Members of this year’s Red Team included professionals from Facebook, ZeroFOX, Box, Intrepidus Group and the MIT Lincoln Laboratory. J.P. Bourget, a RIT alumnus and founder and CEO of Syncurity Networks, has run the Red Team for the last six years.
“For many students, this is their first practical experience attacking and defending an infrastructure,” said Bourget, ’05, ’08 (information technology, computer security and information assurance). “I like to think that this competition will get students to research the challenges that they encountered and maybe even discover an area of cybersecurity that piques their interest.”

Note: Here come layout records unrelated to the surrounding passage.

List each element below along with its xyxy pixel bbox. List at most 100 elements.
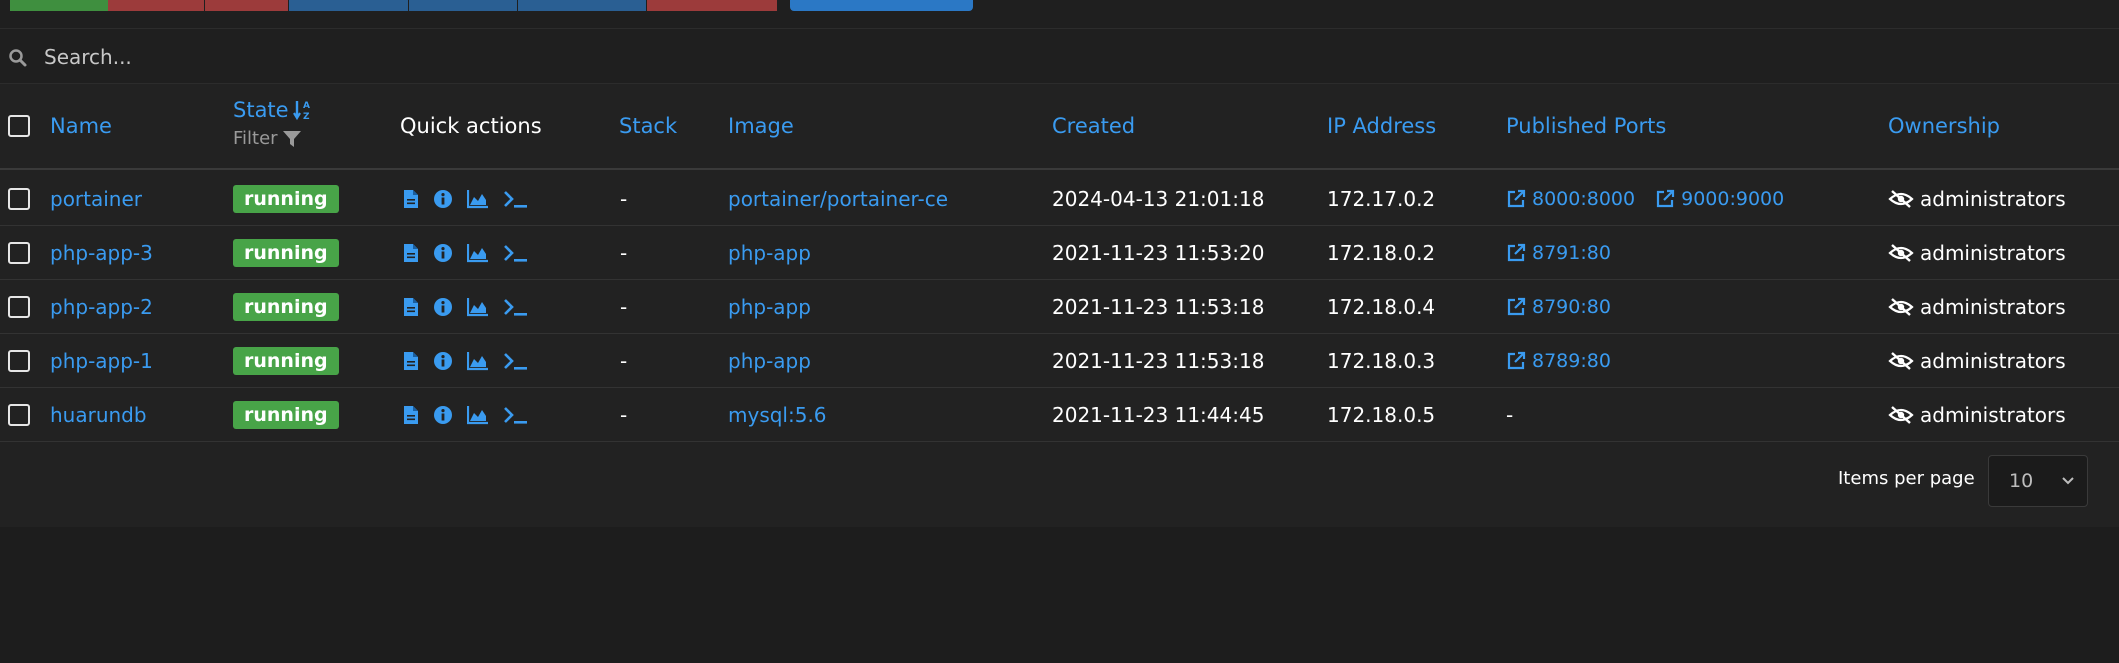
svg-text:Z: Z <box>303 112 310 121</box>
search-icon <box>9 49 27 67</box>
ip-value: 172.18.0.4 <box>1327 294 1436 319</box>
ip-value: 172.18.0.3 <box>1327 348 1436 373</box>
table-row: portainer running - portainer/portainer-… <box>0 172 2119 226</box>
logs-icon[interactable] <box>403 189 419 209</box>
ip-value: 172.18.0.5 <box>1327 402 1436 427</box>
containers-table: Name State A Z Filter Quick actions Stac… <box>0 84 2119 527</box>
port-link[interactable]: 9000:9000 <box>1655 188 1784 210</box>
status-badge: running <box>233 346 339 375</box>
console-icon[interactable] <box>503 189 529 209</box>
ownership-label: administrators <box>1920 294 2066 319</box>
ownership-value: administrators <box>1888 187 2066 211</box>
kill-button[interactable] <box>205 0 288 11</box>
add-container-button[interactable] <box>790 0 973 11</box>
column-header-ports[interactable]: Published Ports <box>1506 114 1666 138</box>
table-row: huarundb running - mysql:5.6 2021-11-23 … <box>0 388 2119 442</box>
console-icon[interactable] <box>503 351 529 371</box>
column-header-ownership[interactable]: Ownership <box>1888 114 2000 138</box>
external-link-icon <box>1507 189 1526 207</box>
row-checkbox[interactable] <box>8 241 30 264</box>
resume-button[interactable] <box>518 0 646 11</box>
logs-icon[interactable] <box>403 405 419 425</box>
ownership-label: administrators <box>1920 402 2066 427</box>
image-link[interactable]: php-app <box>728 241 811 265</box>
column-header-image[interactable]: Image <box>728 114 794 138</box>
external-link-icon <box>1507 297 1526 315</box>
logs-icon[interactable] <box>403 351 419 371</box>
port-link[interactable]: 8791:80 <box>1506 242 1611 264</box>
image-link[interactable]: php-app <box>728 349 811 373</box>
logs-icon[interactable] <box>403 297 419 317</box>
pause-button[interactable] <box>409 0 517 11</box>
inspect-icon[interactable] <box>433 243 453 263</box>
table-row: php-app-3 running - php-app 2021-11-23 1… <box>0 226 2119 280</box>
port-link[interactable]: 8789:80 <box>1506 350 1611 372</box>
created-value: 2021-11-23 11:44:45 <box>1052 402 1265 427</box>
image-link[interactable]: mysql:5.6 <box>728 403 827 427</box>
port-label: 8790:80 <box>1532 295 1611 318</box>
stack-value: - <box>620 348 628 373</box>
port-label: 8791:80 <box>1532 241 1611 264</box>
ownership-value: administrators <box>1888 403 2066 427</box>
stack-value: - <box>620 186 628 211</box>
container-name-link[interactable]: huarundb <box>50 403 147 427</box>
stats-icon[interactable] <box>467 243 489 263</box>
items-per-page-label: Items per page <box>1838 468 1975 489</box>
stats-icon[interactable] <box>467 405 489 425</box>
ownership-value: administrators <box>1888 349 2066 373</box>
search-input[interactable] <box>44 39 1544 75</box>
inspect-icon[interactable] <box>433 189 453 209</box>
stop-button[interactable] <box>108 0 204 11</box>
status-badge: running <box>233 238 339 267</box>
start-button[interactable] <box>10 0 108 11</box>
search-bar <box>0 28 2119 84</box>
select-all-checkbox[interactable] <box>8 115 30 137</box>
port-link[interactable]: 8790:80 <box>1506 296 1611 318</box>
created-value: 2021-11-23 11:53:20 <box>1052 240 1265 265</box>
eye-slash-icon <box>1888 351 1914 370</box>
console-icon[interactable] <box>503 297 529 317</box>
container-name-link[interactable]: php-app-3 <box>50 241 153 265</box>
state-filter[interactable]: Filter <box>233 128 313 149</box>
quick-actions <box>403 226 529 279</box>
column-header-name[interactable]: Name <box>50 114 112 138</box>
inspect-icon[interactable] <box>433 405 453 425</box>
quick-actions <box>403 388 529 441</box>
container-name-link[interactable]: php-app-2 <box>50 295 153 319</box>
chevron-down-icon <box>2062 477 2074 485</box>
logs-icon[interactable] <box>403 243 419 263</box>
remove-button[interactable] <box>647 0 777 11</box>
items-per-page-value: 10 <box>2009 470 2034 492</box>
restart-button[interactable] <box>289 0 408 11</box>
image-link[interactable]: php-app <box>728 295 811 319</box>
container-name-link[interactable]: portainer <box>50 187 142 211</box>
status-badge: running <box>233 400 339 429</box>
console-icon[interactable] <box>503 243 529 263</box>
ports-value: - <box>1506 402 1514 427</box>
eye-slash-icon <box>1888 297 1914 316</box>
table-row: php-app-2 running - php-app 2021-11-23 1… <box>0 280 2119 334</box>
row-checkbox[interactable] <box>8 295 30 318</box>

The ISTS competition differs from other security competitions, such as the National Collegiate Cyber Defense Competition, in that “Blue Teams” are not only encouraged but required to attack other “Blue Teams.” Harmat explains that understanding exactly how each hacker can break into your computer is important for defending a computer system.
Throughout the competition, representatives from the 13 sponsors—including FireEye and OGSystems—got an opportunity to see how the students worked under pressure.
“The sponsors hang out all weekend and are able to chat with the competitors in an atmosphere that isn’t like a formal interview,” said Harmat. “Many students make connections and are able to get co-ops and jobs with the sponsors.”
RIT’s Security Practices and Research Student Association (SPARSA), a student-run organization that addresses issues in computing security, runs the annual ISTS competition at RIT. A team of student volunteers, known as the “White Team,” manages the competition infrastructure.
Other participants in this year’s competition included Rensselaer Polytechnic Institute, University at Buffalo, Syracuse University, Eastern Michigan University, Alfred State and SUNY Polytechnic.
The top four teams in this year’s competition were from RPI, RIT, RIT and EMU respectively. A team’s final score is dependent on their success in attacking other teams, the completion of side challenges and the uptime and availability of critical services.